Incidentally at an all-party meeting in 2004, the EC had recommended some restrictions on the publication of results of poll results. As of now, the ban on election survey results 48 hours before the elections is binding on the media. This was done on the apprehension that such surveys influence voting.
However, there is, as of now, no scientific study to prove opinion polls influence voter behaviour. But in the battle of perceptions, opinion polls do come in handy for political parties. Says Yogendra Yadav, psephologist and Aam Aadmi Party (AAP) member, “The shrillness of opinion on either side detracts from any serious debate on opinion polls or their indispensability to democracy.” It has indeed become quite aam for the AAP itself to project the predictions going in its favour in Delhi. From seven seats to 18 seats—the opinions are now swinging in its favour. But asks Yashwant Deshmukh, founder/chief editor of C-Voter, “Shouldn’t the voter be given the right to know who is winning? Is there anything called uninfluenced voting?”

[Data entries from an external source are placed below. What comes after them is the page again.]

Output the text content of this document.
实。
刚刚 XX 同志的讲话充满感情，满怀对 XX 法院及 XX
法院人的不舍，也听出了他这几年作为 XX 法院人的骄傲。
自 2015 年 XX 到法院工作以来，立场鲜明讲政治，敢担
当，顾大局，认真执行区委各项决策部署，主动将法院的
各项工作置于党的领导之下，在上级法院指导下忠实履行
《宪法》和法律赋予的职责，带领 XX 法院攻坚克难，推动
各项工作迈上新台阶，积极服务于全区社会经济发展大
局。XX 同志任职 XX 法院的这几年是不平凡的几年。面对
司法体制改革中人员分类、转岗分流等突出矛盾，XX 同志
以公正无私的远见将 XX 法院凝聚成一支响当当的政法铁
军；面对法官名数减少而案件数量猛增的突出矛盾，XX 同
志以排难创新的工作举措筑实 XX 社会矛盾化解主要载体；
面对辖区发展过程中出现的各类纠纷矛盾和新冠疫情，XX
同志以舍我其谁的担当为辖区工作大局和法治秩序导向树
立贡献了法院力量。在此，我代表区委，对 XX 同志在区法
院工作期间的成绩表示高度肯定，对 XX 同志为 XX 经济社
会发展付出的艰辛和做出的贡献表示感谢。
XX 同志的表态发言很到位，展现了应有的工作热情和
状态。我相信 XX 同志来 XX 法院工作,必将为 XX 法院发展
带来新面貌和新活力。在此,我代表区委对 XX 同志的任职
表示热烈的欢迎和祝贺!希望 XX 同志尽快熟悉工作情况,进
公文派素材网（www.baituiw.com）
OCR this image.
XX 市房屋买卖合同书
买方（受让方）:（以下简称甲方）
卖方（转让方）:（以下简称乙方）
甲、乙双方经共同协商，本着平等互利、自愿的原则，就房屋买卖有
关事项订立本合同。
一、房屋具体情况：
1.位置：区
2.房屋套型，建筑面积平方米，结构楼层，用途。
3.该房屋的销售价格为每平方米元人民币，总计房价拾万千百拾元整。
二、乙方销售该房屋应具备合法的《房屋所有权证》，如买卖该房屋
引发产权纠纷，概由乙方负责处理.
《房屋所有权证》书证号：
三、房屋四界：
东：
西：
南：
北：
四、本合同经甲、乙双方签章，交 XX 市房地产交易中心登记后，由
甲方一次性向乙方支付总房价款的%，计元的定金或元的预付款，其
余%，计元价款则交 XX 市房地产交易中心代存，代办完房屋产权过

The final sanctified outcome, of course, is known only when the results are out. The surveys, say politicians, are a subversive threat. The threat lies, say politicians, in their ability to influence the voter. Hence the need for greater transparency in how they are conducted. Influence, however, is confined to the 4-6 per cent undecideds likely to cast their votes, which, in terms of seats, can swing in favour of any party.
Do opinion polls force people to come out and vote? Rao gives the examples of Mumbai and Delhi, which have the lowest turnout in elections, compared to other cities. They also happen to be places where media and opinion-makers are concentrated in large numbers. “Are opinion polls actually preventing voters (in scientific parlance they are called pre-emptive polls) from coming out to vote following projections of a clear winner?” Rao asks. In other words, does the voter think that, since a particular candidate is winning anyway, why bother to vote? There are no easy answers.
But one thing is for sure: a ban is certainly not the solution. Rao, too, calls for transparency in the manner in which such polls are conducted and says pollsters should stop short of predicting the actual seats. The way out, as suggested by some pollsters themselves, is mandatory disclosure on the sample selection and its social profile as well as the sponsors of the polls. In the proliferation of media and the questions being raised about media groups’ ownership, the opinions displayed by them would carry greater credibility if the track record of the pollsters is put on display. A greater rigour going into analysis rather than merely predicting the outcomes of political parties will go a long way in informing the voter at large.